Let’s assume that our hypothesis is that all observations share the same mean. Note that is clearly not the case. If this hypothesis would hold, then we fit a simple intercept-only model.
m.pois.simple <- glm(Poisson ~ 1, data = dataset, family = poisson)

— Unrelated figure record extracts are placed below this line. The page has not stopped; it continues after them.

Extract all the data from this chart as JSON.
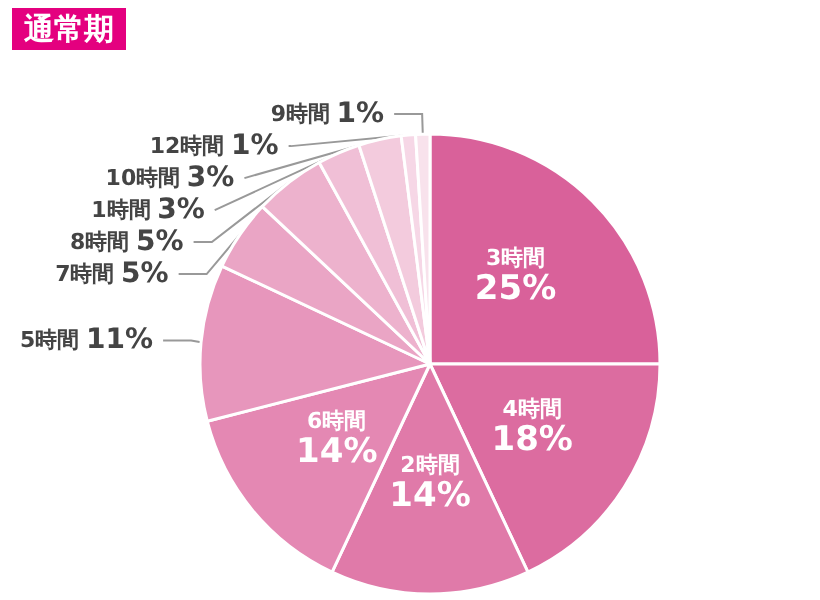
{
  "chart_data": {
    "type": "pie",
    "title": "通常期",
    "categories": [
      "3時間",
      "4時間",
      "2時間",
      "6時間",
      "5時間",
      "7時間",
      "8時間",
      "1時間",
      "10時間",
      "12時間",
      "9時間"
    ],
    "values": [
      25,
      18,
      14,
      14,
      11,
      5,
      5,
      3,
      3,
      1,
      1
    ],
    "value_labels": [
      "25%",
      "18%",
      "14%",
      "14%",
      "11%",
      "5%",
      "5%",
      "3%",
      "3%",
      "1%",
      "1%"
    ],
    "colors": [
      "#d9619a",
      "#dc6ca0",
      "#e07aa9",
      "#e488b3",
      "#e796bc",
      "#eaa5c5",
      "#edb2cd",
      "#f0bfd6",
      "#f3cbdd",
      "#f6d7e6",
      "#f8e2ec"
    ],
    "legend": false
  }
}
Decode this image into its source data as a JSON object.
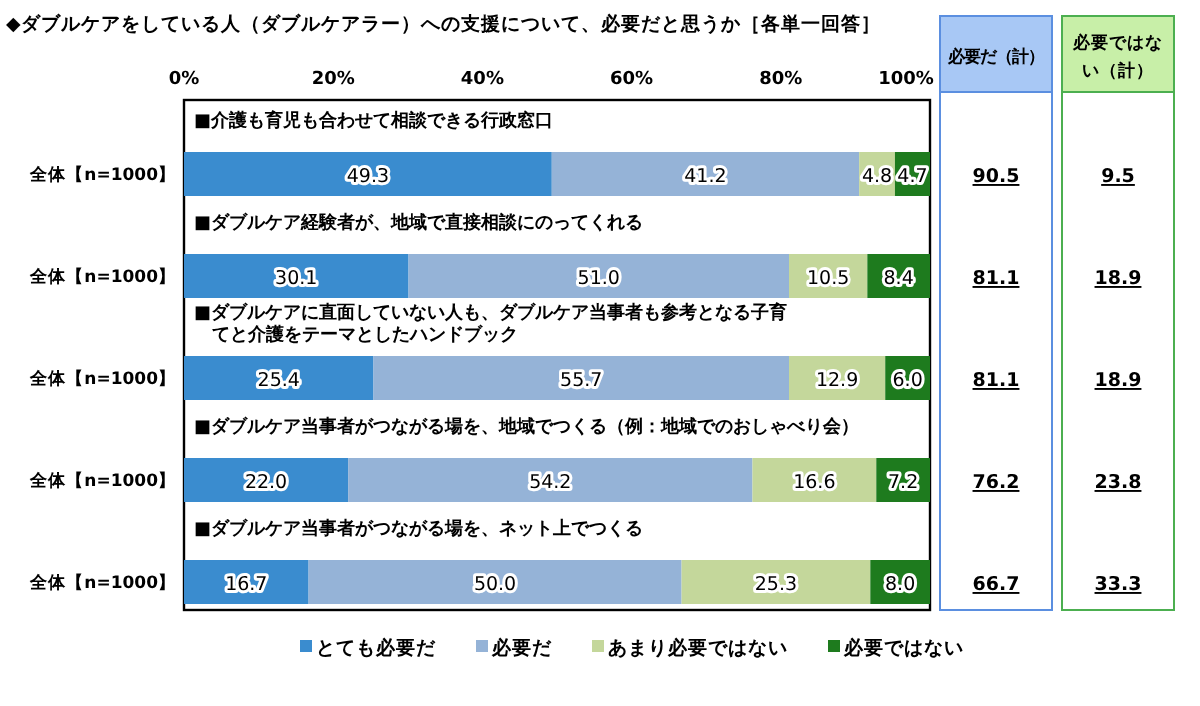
{
  "chart_data": {
    "type": "bar",
    "orientation": "horizontal",
    "stacked": true,
    "legend": "bottom",
    "title": "◆ダブルケアをしている人（ダブルケアラー）への支援について、必要だと思うか［各単一回答］",
    "categories": [
      "全体【n=1000】",
      "全体【n=1000】",
      "全体【n=1000】",
      "全体【n=1000】",
      "全体【n=1000】"
    ],
    "xlim": [
      0,
      100
    ],
    "xticks": [
      {
        "value": 0,
        "label": "0%"
      },
      {
        "value": 20,
        "label": "20%"
      },
      {
        "value": 40,
        "label": "40%"
      },
      {
        "value": 60,
        "label": "60%"
      },
      {
        "value": 80,
        "label": "80%"
      },
      {
        "value": 100,
        "label": "100%"
      }
    ],
    "series": [
      {
        "name": "とても必要だ",
        "color": "#3a8ccf",
        "values": [
          49.3,
          30.1,
          25.4,
          22.0,
          16.7
        ],
        "value_labels": [
          "49.3",
          "30.1",
          "25.4",
          "22.0",
          "16.7"
        ]
      },
      {
        "name": "必要だ",
        "color": "#95b3d7",
        "values": [
          41.2,
          51.0,
          55.7,
          54.2,
          50.0
        ],
        "value_labels": [
          "41.2",
          "51.0",
          "55.7",
          "54.2",
          "50.0"
        ]
      },
      {
        "name": "あまり必要ではない",
        "color": "#c4d79b",
        "values": [
          4.8,
          10.5,
          12.9,
          16.6,
          25.3
        ],
        "value_labels": [
          "4.8",
          "10.5",
          "12.9",
          "16.6",
          "25.3"
        ]
      },
      {
        "name": "必要ではない",
        "color": "#1e7b1e",
        "values": [
          4.7,
          8.4,
          6.0,
          7.2,
          8.0
        ],
        "value_labels": [
          "4.7",
          "8.4",
          "6.0",
          "7.2",
          "8.0"
        ]
      }
    ],
    "annotations": [
      "■介護も育児も合わせて相談できる行政窓口",
      "■ダブルケア経験者が、地域で直接相談にのってくれる",
      "■ダブルケアに直面していない人も、ダブルケア当事者も参考となる子育てと介護をテーマとしたハンドブック",
      "■ダブルケア当事者がつながる場を、地域でつくる（例：地域でのおしゃべり会）",
      "■ダブルケア当事者がつながる場を、ネット上でつくる",
      "必要だ（計）",
      "必要ではない（計）",
      "90.5",
      "9.5",
      "81.1",
      "18.9",
      "81.1",
      "18.9",
      "76.2",
      "23.8",
      "66.7",
      "33.3"
    ]
  }
}
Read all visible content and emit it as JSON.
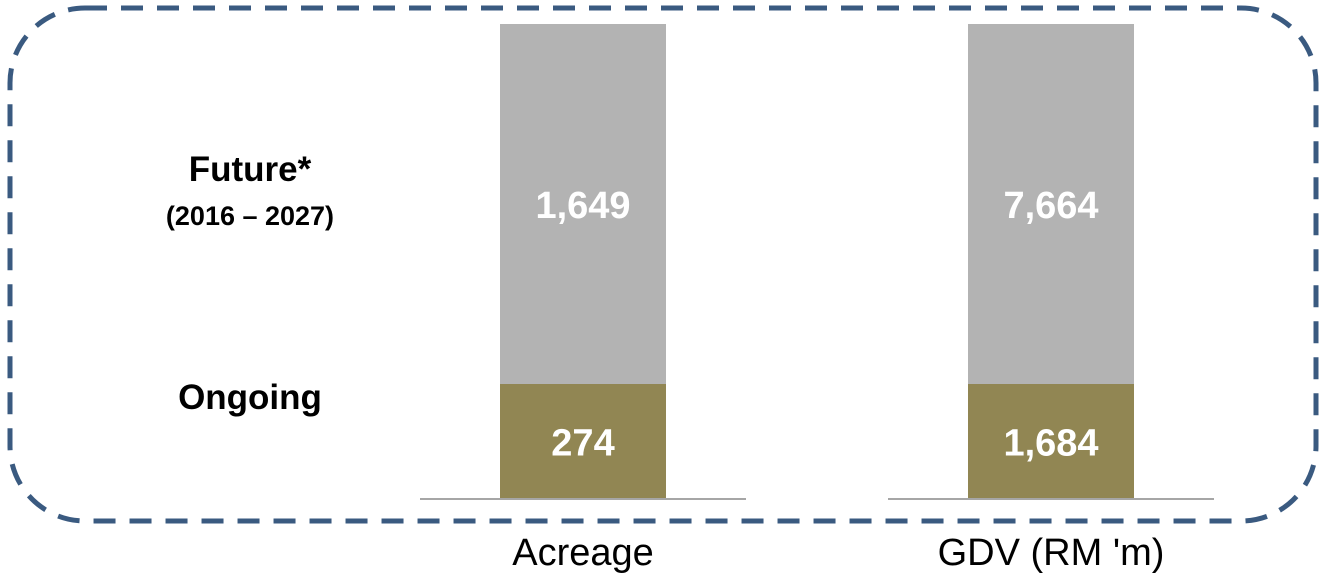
{
  "chart_data": {
    "type": "bar",
    "stacked": true,
    "categories": [
      "Acreage",
      "GDV (RM 'm)"
    ],
    "series": [
      {
        "name": "Ongoing",
        "values": [
          274,
          1684
        ],
        "value_labels": [
          "274",
          "1,684"
        ],
        "color": "#918653"
      },
      {
        "name": "Future*",
        "period": "(2016 – 2027)",
        "values": [
          1649,
          7664
        ],
        "value_labels": [
          "1,649",
          "7,664"
        ],
        "color": "#b3b3b3"
      }
    ],
    "normalized_per_category": true,
    "grid": false,
    "title": "",
    "xlabel": "",
    "ylabel": ""
  },
  "colors": {
    "frame_border": "#3a5a80",
    "baseline": "#a6a6a6",
    "value_text": "#ffffff"
  }
}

m.zero.simple <- glm(ZeroInflatedPoisson ~ 1, data = dataset, family = poisson)
summary(m.pois.simple)
##
## Call:
## glm(formula = Poisson ~ 1, family = poisson, data = dataset)
##
## Deviance Residuals:
## Min 1Q Median 3Q Max
## -100.00 -100.00 -20.85 62.15 66.33
##
## Coefficients:
## Estimate Std. Error z value Pr(>|z|)
## (Intercept) 8.5172 0.0001 85172 <2e-16 ***
## ---
## Signif. codes: 0 '***' 0.001 '**' 0.01 '*' 0.05 '.' 0.1 ' ' 1
##
## (Dispersion parameter for poisson family taken to be 1)
##
## Null deviance: 138627905 on 19999 degrees of freedom
## Residual deviance: 138627905 on 19999 degrees of freedom
## AIC: 138739486
##
## Number of Fisher Scoring iterations: 6
summary(m.zero.simple)
##
## Call:
## glm(formula = ZeroInflatedPoisson ~ 1, family = poisson, data = dataset)
##
## Deviance Residuals:
## Min 1Q Median 3Q Max
## -94.96 -94.96 -94.96 70.19 74.27
##
## Coefficients:
## Estimate Std. Error z value Pr(>|z|)
## (Intercept) 8.4137957 0.0001053 79899 <2e-16 ***
## ---
## Signif. codes: 0 '***' 0.001 '**' 0.01 '*' 0.05 '.' 0.1 ' ' 1
##
## (Dispersion parameter for poisson family taken to be 1)
##
## Null deviance: 143653204 on 19999 degrees of freedom
## Residual deviance: 143653204 on 19999 degrees of freedom
## AIC: 143753725
##
## Number of Fisher Scoring iterations: 6
After fitting the model we generate at random a new response variable based on the models and count the number of zero’s. This is repeated several times so that we can get a distribion of zero’s based on the model. Finally we compare the number of zero’s in the original dataset with this distribution.
simulated <- data.frame(
PoissonSimple = apply(
simulate(m.pois.simple, nsim = n.sim) == 0,
2,
mean
),
ZeroInflatedSimple = apply(
simulate(m.zero.simple, nsim = n.sim) == 0,
2,
mean
)
)
ggplot(simulated, aes(x = PoissonSimple)) +
geom_histogram(binwidth = 0.01) +
geom_vline(xintercept = mean(dataset$Poisson == 0), colour = "red") +
scale_x_continuous(label = percent)
ggplot(simulated, aes(x = ZeroInflatedSimple)) +
geom_histogram(binwidth = 0.01) +
geom_vline(xintercept = mean(dataset$Poisson == 0), colour = "red") +
scale_x_continuous(label = percent)
In both cases none of the simulated values contains zero’s. The red line indicates the observed proportion of zero’s with is clear greater. This indicates that we have either a poor model fit or zero-inflation.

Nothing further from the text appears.